El valor semántico de la apariencia
Si Hillary hubiera sido elegida presidenta, no sabemos si hubiera enviado al museo el esmoquin de su esposo. Los Clinton estuvieron dos legislaturas en la Casa Blanca (de 1993 a 2001), pero no dejaron una gran impronta en cuanto a moda. Hillary era correcta y práctica y usaba marcas estadounidenses. Según Laura Schwartz, «el presidente Clinton poseía una curiosísima colección de corbatas. En Semana Santa se ponía una con huevos de Pascua, en Navidad, con árboles… A Chelsea le encantaba». ¿Y Hillary? «Como primera dama se negaba a que una aparición suya se convirtiera en un cotilleo sobre lo que se ponía. Su guardarropa de trajes pantalón en infinidad de colores desató una riada de comentarios. Prefería los pantalones a las faldas porque se podía mover más rápido y le sentaban bien. Muchos de esos trajes, incluyendo el que llevaba en su discurso reconociendo su derrota ante Trump, están firmados por su gran amigo Ralph Lauren».

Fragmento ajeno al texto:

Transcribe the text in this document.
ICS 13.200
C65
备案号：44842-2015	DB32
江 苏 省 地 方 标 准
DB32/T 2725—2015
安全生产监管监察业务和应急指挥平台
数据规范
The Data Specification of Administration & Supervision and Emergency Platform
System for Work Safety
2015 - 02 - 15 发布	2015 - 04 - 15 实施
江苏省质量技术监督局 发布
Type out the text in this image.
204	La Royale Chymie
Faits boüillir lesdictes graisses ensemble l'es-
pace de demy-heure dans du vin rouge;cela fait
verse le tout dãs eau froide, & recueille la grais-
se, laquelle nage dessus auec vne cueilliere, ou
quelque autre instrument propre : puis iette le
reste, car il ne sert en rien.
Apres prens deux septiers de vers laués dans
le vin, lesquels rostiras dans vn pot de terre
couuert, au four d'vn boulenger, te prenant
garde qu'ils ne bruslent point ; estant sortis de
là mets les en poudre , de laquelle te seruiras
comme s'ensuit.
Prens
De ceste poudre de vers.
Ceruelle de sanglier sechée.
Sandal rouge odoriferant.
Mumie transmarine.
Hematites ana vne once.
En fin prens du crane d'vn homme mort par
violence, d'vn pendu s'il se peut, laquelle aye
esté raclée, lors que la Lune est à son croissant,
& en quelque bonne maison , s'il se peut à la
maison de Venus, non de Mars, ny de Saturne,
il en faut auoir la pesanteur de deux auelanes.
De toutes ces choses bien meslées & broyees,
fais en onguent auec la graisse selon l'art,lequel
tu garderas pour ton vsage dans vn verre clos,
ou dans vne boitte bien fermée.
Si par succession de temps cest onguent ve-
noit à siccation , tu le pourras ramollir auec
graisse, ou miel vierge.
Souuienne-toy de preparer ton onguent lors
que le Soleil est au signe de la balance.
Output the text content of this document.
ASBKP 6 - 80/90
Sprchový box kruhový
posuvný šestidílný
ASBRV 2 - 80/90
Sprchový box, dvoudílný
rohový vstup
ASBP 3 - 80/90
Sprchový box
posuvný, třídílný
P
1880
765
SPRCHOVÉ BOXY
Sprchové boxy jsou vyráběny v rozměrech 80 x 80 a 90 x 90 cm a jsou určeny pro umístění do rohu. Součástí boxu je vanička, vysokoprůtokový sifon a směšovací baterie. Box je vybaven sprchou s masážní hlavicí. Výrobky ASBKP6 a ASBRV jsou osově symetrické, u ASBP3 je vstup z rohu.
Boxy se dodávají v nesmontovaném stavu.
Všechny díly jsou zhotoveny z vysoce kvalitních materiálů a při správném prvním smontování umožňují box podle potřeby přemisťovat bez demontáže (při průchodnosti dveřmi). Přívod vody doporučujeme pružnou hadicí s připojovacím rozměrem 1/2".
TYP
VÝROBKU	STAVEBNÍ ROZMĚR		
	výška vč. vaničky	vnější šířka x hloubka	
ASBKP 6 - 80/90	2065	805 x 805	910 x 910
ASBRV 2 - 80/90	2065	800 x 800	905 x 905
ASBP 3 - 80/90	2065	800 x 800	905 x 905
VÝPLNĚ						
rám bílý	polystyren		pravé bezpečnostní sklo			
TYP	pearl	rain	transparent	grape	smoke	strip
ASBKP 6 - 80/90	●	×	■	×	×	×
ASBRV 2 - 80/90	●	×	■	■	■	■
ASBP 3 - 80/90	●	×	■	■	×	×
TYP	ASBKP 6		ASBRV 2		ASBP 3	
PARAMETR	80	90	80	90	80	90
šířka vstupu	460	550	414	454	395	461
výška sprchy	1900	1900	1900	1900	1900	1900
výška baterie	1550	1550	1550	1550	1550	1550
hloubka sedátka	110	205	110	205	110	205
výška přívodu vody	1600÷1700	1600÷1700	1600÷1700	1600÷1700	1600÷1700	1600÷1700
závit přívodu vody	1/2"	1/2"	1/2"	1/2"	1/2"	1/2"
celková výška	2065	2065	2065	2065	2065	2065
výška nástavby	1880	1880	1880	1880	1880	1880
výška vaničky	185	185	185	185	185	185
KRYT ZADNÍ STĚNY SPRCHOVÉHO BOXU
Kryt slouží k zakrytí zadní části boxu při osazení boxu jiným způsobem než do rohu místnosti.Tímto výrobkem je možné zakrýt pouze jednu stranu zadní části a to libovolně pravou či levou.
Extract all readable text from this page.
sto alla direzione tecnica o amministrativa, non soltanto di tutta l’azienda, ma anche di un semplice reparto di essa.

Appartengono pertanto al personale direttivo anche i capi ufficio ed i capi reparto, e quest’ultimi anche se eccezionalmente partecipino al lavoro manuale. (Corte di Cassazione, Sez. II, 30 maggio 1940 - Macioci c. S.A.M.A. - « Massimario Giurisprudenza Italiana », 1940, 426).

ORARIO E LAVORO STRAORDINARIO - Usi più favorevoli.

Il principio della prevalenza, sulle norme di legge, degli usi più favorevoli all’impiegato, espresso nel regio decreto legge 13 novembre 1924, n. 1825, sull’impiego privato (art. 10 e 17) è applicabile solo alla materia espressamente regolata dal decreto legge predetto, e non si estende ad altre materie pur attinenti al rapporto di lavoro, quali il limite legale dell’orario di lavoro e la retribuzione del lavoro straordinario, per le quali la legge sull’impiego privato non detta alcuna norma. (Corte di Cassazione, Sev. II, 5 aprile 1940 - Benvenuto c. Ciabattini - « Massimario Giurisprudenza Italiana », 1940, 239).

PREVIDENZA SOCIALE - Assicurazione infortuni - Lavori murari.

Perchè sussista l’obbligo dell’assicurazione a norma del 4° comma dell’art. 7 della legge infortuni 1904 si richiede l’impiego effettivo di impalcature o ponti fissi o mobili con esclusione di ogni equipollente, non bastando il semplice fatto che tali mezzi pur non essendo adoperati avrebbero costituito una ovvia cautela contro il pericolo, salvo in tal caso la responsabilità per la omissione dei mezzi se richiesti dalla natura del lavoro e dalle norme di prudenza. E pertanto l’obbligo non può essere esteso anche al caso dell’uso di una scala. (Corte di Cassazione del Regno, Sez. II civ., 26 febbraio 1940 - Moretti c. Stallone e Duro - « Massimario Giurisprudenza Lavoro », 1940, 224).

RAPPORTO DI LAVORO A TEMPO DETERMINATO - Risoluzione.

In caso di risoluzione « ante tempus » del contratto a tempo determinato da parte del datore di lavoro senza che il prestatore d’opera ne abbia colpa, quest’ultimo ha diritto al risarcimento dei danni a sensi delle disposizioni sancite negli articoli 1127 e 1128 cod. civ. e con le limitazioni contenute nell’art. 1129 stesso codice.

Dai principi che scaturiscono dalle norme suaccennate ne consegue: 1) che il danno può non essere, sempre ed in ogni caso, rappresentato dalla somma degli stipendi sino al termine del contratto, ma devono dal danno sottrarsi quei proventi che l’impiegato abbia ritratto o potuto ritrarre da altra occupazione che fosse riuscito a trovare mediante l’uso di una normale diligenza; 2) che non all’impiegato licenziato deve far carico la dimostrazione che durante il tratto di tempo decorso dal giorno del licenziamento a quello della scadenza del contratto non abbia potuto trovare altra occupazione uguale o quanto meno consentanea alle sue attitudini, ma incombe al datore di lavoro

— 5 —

Hillary no pretendía superar la huella que dejó Jackie Kennedy con sus Dior y sus Oleg Cassini. Tampoco lo intentó Barbara Bush, con su cabello cano y su look de abuela maternal; ni Laura Bush, formal y estirada; pero sí, Nancy Reagan. Su pasado de actriz de Hollywood le daba ese derecho. Su foto con el vestido rojo y el sombrero a juego que llevó el primer día de la nueva presidencia en 1981 dio la vuelta al mundo, y estableció un estilo y un color que se convertirían en la seña de identidad de la Era Reagan: claridad y optimismo con una raíz conservadora. Pero, ¿cuál será la seña de identidad de los Trump? «Veo una transición con maestría desde el cóctel bar del Gran Hotel Toplice, en el lago Bled de los Alpes eslovenos, a la Casa Blanca. La hermosa Melania se debate entre la pasarela del glamour eurotrash y el mundo más recatado de las cenas benéficas de Washington donde las mujeres lucen peinados como cascos militares. Y su uniforme está evolucionando muy bien», comenta Stephen Bayley, el consultor y crítico de estilo británico, autor de Charm: an essay. «Donald es otra historia: sus trajes mal cortados, su terrible aspecto con ropa de ocio y su ridículo pelo. ¿Quieres entender el horror de las políticas de Trump? Echa un vistazo a su guardarropa».
Un negocio con historia
Los looks de los políticos despiertan controversia en el mundo anglosajón porque entienden muy bien que la moda es un negocio. Business is business. Jackie Kennedy y Nancy Reagan salieron en las páginas de Vogue USA, Hillary fue la primera en posar para una de sus portadas –en diciembre de 1998 con un Oscar de la Renta–, Michelle apareció en tres –la última en diciembre de 2016– y el próximo mes aparecerá… Theresa May, la primera ministra británica.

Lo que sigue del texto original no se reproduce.